Former Alaska Department of Natural Resources Commissioner Dan Sullivan (R) has a four-point lead over Sen. Mark Begich (D-Alaska), according to his latest internal poll.
{mosads}Sullivan leads Begich by 42 to 38 percent with two third-party candidates pulling 4 percent support apiece in the live-caller poll, conducted by Moore Information and shared exclusively with The Hill.
That lead increases to 48 to 37 percent among those most certain to vote.
Those numbers dispute two recent polls that have found Begich with a lead outside the margin of error, though there’s a real chance both are outliers. Most other polling of the race has found Sullivan with a small lead, though many of those surveys are a bit older. A Democratic survey from Harstad Research released earlier this week found a dead heat with 44 percent support for each candidate.
Alaska is notoriously difficult to poll accurately, with public polling regularly missing the mark by wide margins and leading to a high level of unpredictability in races. The state’s small, diverse and scattered population is hard to accurately sample, and fresh poll sampling frames are costly to create for the state.

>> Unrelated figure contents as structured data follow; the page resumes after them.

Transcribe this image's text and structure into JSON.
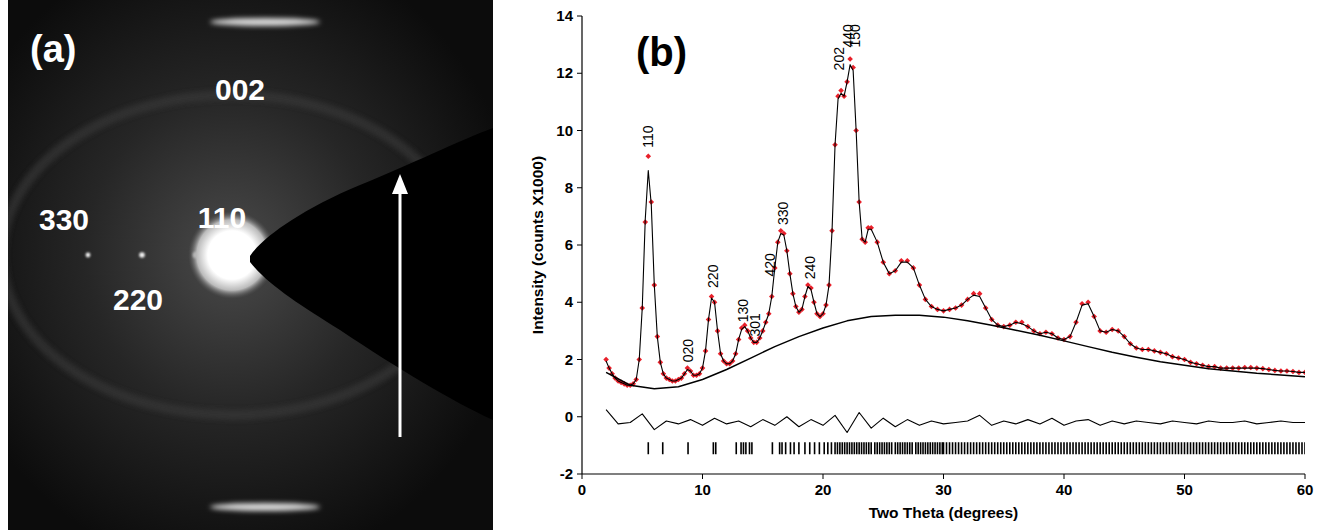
{
  "panel_a": {
    "label": "(a)",
    "streak": "002",
    "row_spots": [
      "110",
      "220",
      "330"
    ]
  },
  "chart_data": {
    "type": "line",
    "title": "(b)",
    "x_label": "Two Theta (degrees)",
    "y_label": "Intensity (counts X1000)",
    "xlim": [
      0,
      60
    ],
    "xticks": [
      0,
      10,
      20,
      30,
      40,
      50,
      60
    ],
    "ylim": [
      -2,
      14
    ],
    "yticks": [
      -2,
      0,
      2,
      4,
      6,
      8,
      10,
      12,
      14
    ],
    "grid": false,
    "x": [
      2,
      2.25,
      2.5,
      2.75,
      3,
      3.25,
      3.5,
      3.75,
      4,
      4.25,
      4.5,
      4.75,
      5,
      5.25,
      5.5,
      5.75,
      6,
      6.25,
      6.5,
      6.75,
      7,
      7.25,
      7.5,
      7.75,
      8,
      8.25,
      8.5,
      8.75,
      9,
      9.25,
      9.5,
      9.75,
      10,
      10.25,
      10.5,
      10.75,
      11,
      11.25,
      11.5,
      11.75,
      12,
      12.25,
      12.5,
      12.75,
      13,
      13.25,
      13.5,
      13.75,
      14,
      14.25,
      14.5,
      14.75,
      15,
      15.25,
      15.5,
      15.75,
      16,
      16.25,
      16.5,
      16.75,
      17,
      17.25,
      17.5,
      17.75,
      18,
      18.25,
      18.5,
      18.75,
      19,
      19.25,
      19.5,
      19.75,
      20,
      20.25,
      20.5,
      20.75,
      21,
      21.25,
      21.5,
      21.75,
      22,
      22.25,
      22.5,
      22.75,
      23,
      23.25,
      23.5,
      23.75,
      24,
      24.5,
      25,
      25.5,
      26,
      26.5,
      27,
      27.5,
      28,
      28.5,
      29,
      29.5,
      30,
      30.5,
      31,
      31.5,
      32,
      32.5,
      33,
      33.5,
      34,
      34.5,
      35,
      35.5,
      36,
      36.5,
      37,
      37.5,
      38,
      38.5,
      39,
      39.5,
      40,
      40.5,
      41,
      41.5,
      42,
      42.5,
      43,
      43.5,
      44,
      44.5,
      45,
      45.5,
      46,
      46.5,
      47,
      47.5,
      48,
      48.5,
      49,
      49.5,
      50,
      50.5,
      51,
      51.5,
      52,
      52.5,
      53,
      53.5,
      54,
      54.5,
      55,
      55.5,
      56,
      56.5,
      57,
      57.5,
      58,
      58.5,
      59,
      59.5,
      60
    ],
    "series": [
      {
        "type": "scatter",
        "color": "#e8202a",
        "marker": "diamond",
        "values": [
          2.0,
          1.7,
          1.5,
          1.35,
          1.25,
          1.2,
          1.15,
          1.1,
          1.1,
          1.15,
          1.3,
          2.0,
          3.8,
          6.8,
          9.1,
          7.5,
          4.6,
          2.8,
          1.9,
          1.5,
          1.35,
          1.3,
          1.25,
          1.25,
          1.3,
          1.35,
          1.5,
          1.7,
          1.6,
          1.45,
          1.45,
          1.5,
          1.7,
          2.3,
          3.4,
          4.2,
          4.0,
          3.0,
          2.2,
          1.95,
          1.85,
          1.85,
          1.95,
          2.2,
          2.7,
          3.1,
          3.2,
          3.0,
          2.75,
          2.6,
          2.6,
          2.75,
          3.0,
          3.3,
          3.6,
          4.2,
          5.2,
          6.1,
          6.5,
          6.4,
          5.8,
          5.0,
          4.3,
          3.85,
          3.65,
          3.75,
          4.2,
          4.6,
          4.5,
          4.0,
          3.6,
          3.5,
          3.6,
          3.9,
          4.6,
          6.5,
          9.5,
          11.2,
          11.4,
          11.2,
          11.7,
          12.5,
          12.2,
          10.0,
          7.5,
          6.2,
          6.1,
          6.6,
          6.6,
          6.1,
          5.4,
          5.0,
          5.1,
          5.45,
          5.45,
          5.2,
          4.6,
          4.1,
          3.85,
          3.75,
          3.7,
          3.75,
          3.8,
          3.9,
          4.1,
          4.3,
          4.3,
          3.8,
          3.4,
          3.2,
          3.15,
          3.2,
          3.3,
          3.3,
          3.15,
          3.0,
          2.9,
          2.95,
          2.9,
          2.75,
          2.7,
          2.8,
          3.3,
          3.95,
          4.0,
          3.5,
          3.0,
          2.95,
          3.05,
          3.0,
          2.8,
          2.55,
          2.4,
          2.35,
          2.35,
          2.3,
          2.25,
          2.2,
          2.1,
          2.05,
          2.0,
          1.9,
          1.85,
          1.8,
          1.75,
          1.75,
          1.7,
          1.7,
          1.7,
          1.7,
          1.72,
          1.72,
          1.7,
          1.68,
          1.65,
          1.62,
          1.6,
          1.6,
          1.58,
          1.55,
          1.55
        ]
      },
      {
        "type": "line",
        "color": "#000000",
        "values": [
          1.95,
          1.7,
          1.5,
          1.35,
          1.25,
          1.2,
          1.15,
          1.1,
          1.1,
          1.15,
          1.3,
          2.0,
          3.8,
          6.9,
          8.6,
          7.4,
          4.6,
          2.8,
          1.9,
          1.5,
          1.35,
          1.3,
          1.25,
          1.25,
          1.3,
          1.35,
          1.5,
          1.65,
          1.6,
          1.45,
          1.45,
          1.5,
          1.7,
          2.3,
          3.4,
          4.15,
          4.0,
          3.0,
          2.2,
          1.95,
          1.85,
          1.85,
          1.95,
          2.2,
          2.7,
          3.05,
          3.15,
          3.0,
          2.75,
          2.6,
          2.6,
          2.75,
          3.0,
          3.3,
          3.6,
          4.2,
          5.2,
          6.1,
          6.4,
          6.35,
          5.8,
          5.0,
          4.3,
          3.85,
          3.65,
          3.75,
          4.2,
          4.55,
          4.45,
          4.0,
          3.6,
          3.5,
          3.6,
          3.9,
          4.6,
          6.5,
          9.5,
          11.1,
          11.3,
          11.2,
          11.7,
          12.3,
          12.1,
          10.0,
          7.5,
          6.2,
          6.1,
          6.55,
          6.55,
          6.1,
          5.4,
          5.0,
          5.1,
          5.4,
          5.4,
          5.2,
          4.6,
          4.1,
          3.85,
          3.75,
          3.7,
          3.75,
          3.8,
          3.9,
          4.1,
          4.25,
          4.2,
          3.8,
          3.4,
          3.2,
          3.15,
          3.2,
          3.3,
          3.25,
          3.15,
          3.0,
          2.9,
          2.95,
          2.9,
          2.75,
          2.7,
          2.8,
          3.3,
          3.9,
          3.95,
          3.5,
          3.0,
          2.95,
          3.05,
          3.0,
          2.8,
          2.55,
          2.4,
          2.35,
          2.35,
          2.3,
          2.25,
          2.2,
          2.1,
          2.05,
          2.0,
          1.9,
          1.85,
          1.8,
          1.75,
          1.75,
          1.7,
          1.7,
          1.7,
          1.7,
          1.7,
          1.7,
          1.7,
          1.68,
          1.65,
          1.62,
          1.6,
          1.6,
          1.58,
          1.55,
          1.55
        ]
      },
      {
        "type": "line",
        "color": "#000000",
        "x": [
          2,
          4,
          6,
          8,
          10,
          12,
          14,
          16,
          18,
          20,
          22,
          24,
          26,
          28,
          30,
          32,
          34,
          36,
          38,
          40,
          42,
          44,
          46,
          48,
          50,
          52,
          54,
          56,
          58,
          60
        ],
        "values": [
          1.55,
          1.1,
          0.98,
          1.05,
          1.3,
          1.65,
          2.05,
          2.45,
          2.8,
          3.1,
          3.35,
          3.5,
          3.55,
          3.55,
          3.48,
          3.35,
          3.2,
          3.02,
          2.85,
          2.65,
          2.45,
          2.25,
          2.08,
          1.92,
          1.8,
          1.68,
          1.6,
          1.52,
          1.46,
          1.4
        ]
      },
      {
        "type": "line",
        "color": "#000000",
        "x": [
          2,
          3,
          4,
          5,
          6,
          7,
          8,
          9,
          10,
          11,
          12,
          13,
          14,
          15,
          16,
          17,
          18,
          19,
          20,
          21,
          22,
          23,
          24,
          25,
          26,
          27,
          28,
          29,
          30,
          31,
          32,
          33,
          34,
          35,
          36,
          37,
          38,
          39,
          40,
          41,
          42,
          43,
          44,
          45,
          46,
          47,
          48,
          49,
          50,
          51,
          52,
          53,
          54,
          55,
          56,
          57,
          58,
          59,
          60
        ],
        "values": [
          0.25,
          -0.25,
          -0.2,
          0.1,
          -0.45,
          -0.15,
          -0.25,
          -0.1,
          -0.3,
          -0.05,
          -0.25,
          -0.15,
          -0.35,
          -0.1,
          -0.3,
          0.0,
          -0.35,
          -0.1,
          -0.3,
          0.05,
          -0.55,
          0.15,
          -0.4,
          -0.05,
          -0.35,
          -0.1,
          -0.3,
          -0.15,
          -0.25,
          -0.2,
          -0.15,
          0.05,
          -0.3,
          -0.15,
          -0.25,
          -0.1,
          -0.25,
          -0.05,
          -0.3,
          -0.15,
          -0.1,
          -0.3,
          -0.15,
          -0.25,
          -0.15,
          -0.2,
          -0.25,
          -0.15,
          -0.2,
          -0.25,
          -0.15,
          -0.2,
          -0.2,
          -0.15,
          -0.25,
          -0.2,
          -0.15,
          -0.2,
          -0.2
        ]
      }
    ],
    "reflections": {
      "y": -1.1,
      "x": [
        5.5,
        6.7,
        8.8,
        10.9,
        11.1,
        12.8,
        13.2,
        13.4,
        13.6,
        13.9,
        14.1,
        15.8,
        16.4,
        16.6,
        16.9,
        17.3,
        17.6,
        18.0,
        18.5,
        18.9,
        19.3,
        19.7,
        20.1,
        20.4,
        20.7,
        21.0,
        21.2,
        21.4,
        21.6,
        21.8,
        22.0,
        22.2,
        22.4,
        22.6,
        22.8,
        23.0,
        23.2,
        23.4,
        23.6,
        23.8,
        24.0,
        24.3,
        24.5,
        24.7,
        24.9,
        25.1,
        25.3,
        25.5,
        25.7,
        26.0,
        26.2,
        26.4,
        26.6,
        26.8,
        27.0,
        27.2,
        27.4,
        27.7,
        27.9,
        28.1,
        28.3,
        28.5,
        28.7,
        28.9,
        29.1,
        29.3,
        29.5,
        29.7,
        29.9,
        30,
        30.25,
        30.5,
        30.75,
        31,
        31.25,
        31.5,
        31.75,
        32,
        32.25,
        32.5,
        32.75,
        33,
        33.25,
        33.5,
        33.75,
        34,
        34.25,
        34.5,
        34.75,
        35,
        35.25,
        35.5,
        35.75,
        36,
        36.25,
        36.5,
        36.75,
        37,
        37.25,
        37.5,
        37.75,
        38,
        38.25,
        38.5,
        38.75,
        39,
        39.25,
        39.5,
        39.75,
        40,
        40.25,
        40.5,
        40.75,
        41,
        41.25,
        41.5,
        41.75,
        42,
        42.25,
        42.5,
        42.75,
        43,
        43.25,
        43.5,
        43.75,
        44,
        44.25,
        44.5,
        44.75,
        45,
        45.25,
        45.5,
        45.75,
        46,
        46.25,
        46.5,
        46.75,
        47,
        47.25,
        47.5,
        47.75,
        48,
        48.25,
        48.5,
        48.75,
        49,
        49.25,
        49.5,
        49.75,
        50,
        50.25,
        50.5,
        50.75,
        51,
        51.25,
        51.5,
        51.75,
        52,
        52.25,
        52.5,
        52.75,
        53,
        53.25,
        53.5,
        53.75,
        54,
        54.25,
        54.5,
        54.75,
        55,
        55.25,
        55.5,
        55.75,
        56,
        56.25,
        56.5,
        56.75,
        57,
        57.25,
        57.5,
        57.75,
        58,
        58.25,
        58.5,
        58.75,
        59,
        59.25,
        59.5,
        59.75,
        60
      ]
    },
    "annotations": [
      {
        "text": "110",
        "x": 5.5,
        "y": 9.4
      },
      {
        "text": "020",
        "x": 8.8,
        "y": 1.9
      },
      {
        "text": "220",
        "x": 10.9,
        "y": 4.5
      },
      {
        "text": "130",
        "x": 13.4,
        "y": 3.3
      },
      {
        "text": "301",
        "x": 14.4,
        "y": 2.8
      },
      {
        "text": "420",
        "x": 15.6,
        "y": 4.9
      },
      {
        "text": "330",
        "x": 16.7,
        "y": 6.7
      },
      {
        "text": "240",
        "x": 18.9,
        "y": 4.8
      },
      {
        "text": "202",
        "x": 21.3,
        "y": 12.1
      },
      {
        "text": "440",
        "x": 22.1,
        "y": 12.9
      },
      {
        "text": "150",
        "x": 22.7,
        "y": 12.9
      }
    ]
  }
}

Moore’s pollster, Hans Kaiser, highlights early voting numbers as well. Of those who have already voted, 35 percent are Republicans, 19 percent are Democrats and 44 percent are undeclared and nonpartisan voters. Sullivan’s campaign says that indicates Democrats’ vaunted ground game in the state isn’t panning out. Those numbers are open to interpretation, however, since Begich has always needed to win large shares of undeclared voters to win in the state since Alaska has so few registered Democrats, and it’s unclear who those undeclared voters backed.
The live-caller poll of 500 likely voters using landlines and cellphones was conducted Oct. 26-28 and has a margin of error of plus or minus 4 percentage points at the 95 percent confidence level.